Possibly differently, "' is a convolution symbol;

the Relu6 activation function f (x) is:

f(x)＝Min(Max(0,x),6)

is normalized output;

(b) carrying out convolution on the feature map subjected to convolution by a CBAM attention convolution module, wherein the CBAM has the main function of enabling a network to be more concentrated on important feature areas and network key channels;

(c) then, using an inverted Residual Block module to extract features; the method comprises the steps that firstly, the dimension of an input feature map is enlarged by point-wise constraint, then BatchNorm algorithm normalization is carried out, activation is carried out on a Relu6 activation function, convolution operation is carried out in a depth-wise constraint mode, after operation, BatchNorm algorithm normalization and Relu6 function operation are carried out again, and finally the dimension is reduced by point-wise constraint; at the moment, after the last point-wise contribution, the value norm algorithm is normalized, and then a Relu6 activating function is not used, but a linear activating function is used, so that more characteristic information is reserved, the expression capability of the model is ensured, and the concept of Resnet is realized; after the step (a) is finished, performing feature extraction by using four inverted residual Block modules to finally obtain feature maps of 14 × 64 of the three views respectively;

(e) performing convolution on the spliced two features by using a CBAM (CBAM) attention convolution module; after convolution, a characteristic diagram of 14 × 192 in the front-back direction and a sitting posture characteristic of 14 × 128 in the left-right direction are obtained;

(f) respectively carrying out the same operation on the two characteristics after the convolution of the attention convolution module, firstly carrying out three times of inverted Residual Block operation to obtain characteristic diagrams of 7 × 320, then carrying out point-wise fusion to expand the characteristic diagrams to obtain characteristic diagrams of 7 × 1280, obtaining one-dimensional characteristics of 1 × 128 by using average pooling, and finally obtaining the one-dimensional characteristics of 1 × 4 by using the sub-networks in the front and back directions and the one-dimensional characteristics of 1 × 3 by using the sub-networks in the left and right directions;

the operational function of the Softmax layer is as follows:

wherein Z_jIs the jth input variable, M is the number of input variables,

for output, the probability of the output class being j can be represented.
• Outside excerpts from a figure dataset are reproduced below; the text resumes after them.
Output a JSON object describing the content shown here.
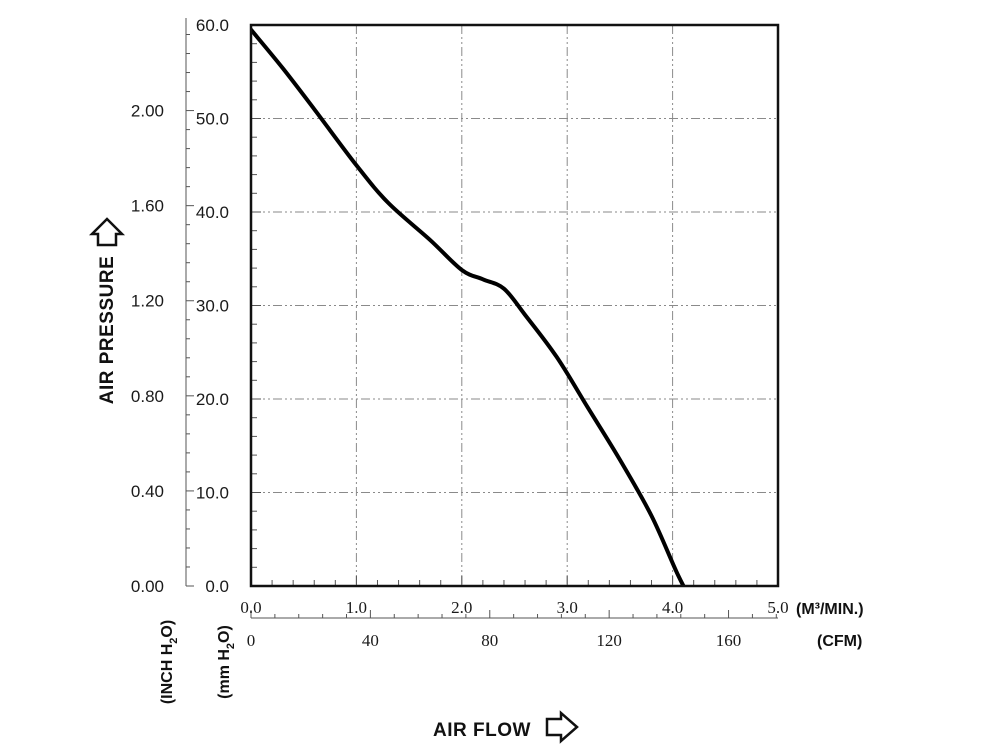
{
  "chart_data": {
    "type": "line",
    "title": "",
    "xlabel": "AIR FLOW",
    "ylabel": "AIR PRESSURE",
    "grid": true,
    "x_primary": {
      "unit_label": "(M³/MIN.)",
      "range": [
        0,
        5
      ],
      "ticks": [
        "0.0",
        "1.0",
        "2.0",
        "3.0",
        "4.0",
        "5.0"
      ]
    },
    "x_secondary": {
      "unit_label": "(CFM)",
      "range": [
        0,
        176.57
      ],
      "ticks": [
        "0",
        "40",
        "80",
        "120",
        "160"
      ]
    },
    "y_primary": {
      "unit_label": "mm H2O",
      "range": [
        0,
        60
      ],
      "ticks": [
        "0.0",
        "10.0",
        "20.0",
        "30.0",
        "40.0",
        "50.0",
        "60.0"
      ]
    },
    "y_secondary": {
      "unit_label": "INCH H2O",
      "range": [
        0,
        2.36
      ],
      "ticks": [
        "0.00",
        "0.40",
        "0.80",
        "1.20",
        "1.60",
        "2.00"
      ]
    },
    "series": [
      {
        "name": "",
        "x": [
          0.0,
          0.3,
          0.6,
          1.0,
          1.3,
          1.7,
          2.0,
          2.2,
          2.4,
          2.6,
          2.9,
          3.2,
          3.5,
          3.8,
          4.05,
          4.2
        ],
        "y": [
          59.5,
          55.4,
          51.0,
          45.0,
          41.0,
          37.0,
          33.8,
          32.8,
          31.8,
          29.0,
          24.5,
          19.0,
          13.5,
          7.5,
          1.2,
          -2.0
        ]
      }
    ]
  }
}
7. The sitting posture recognition method based on projection reconstruction and multiple-input multiple-output neural network as claimed in claim 5, wherein the step 2) model parameter training comprises the following specific steps:

(a) inputting the three-view depth maps into three channels of a multi-input multi-output neural network respectively to obtain model sitting posture information, and then calculating the cross entropy loss between the model sitting posture result and a real label, wherein the calculation formula of the cross entropy is as follows:

wherein label_iExpressed as onehot encoded tag, m is the number of samples of batch;

loss function of this model:

Loss＝L_v+L_h+γ∑_j|w_j ²|

wherein L is_vCross entropy, L, output for front-to-back direction_hIs the cross entropy of the left and right directions ∑_j|w_j ²I is the L2 regular term of the training vector, | is the coefficient of the regular term, so as to prevent the problem of over-fitting of the training;

8. The sitting posture identifying method based on projection reconstruction and multiple-input multiple-output neural network as claimed in claim 1, wherein the step (6) of model self-learning comprises the following specific steps:

3) and (4) regularly putting the database into the model again for training, and performing fine tuning on the model after a small amount of iteration.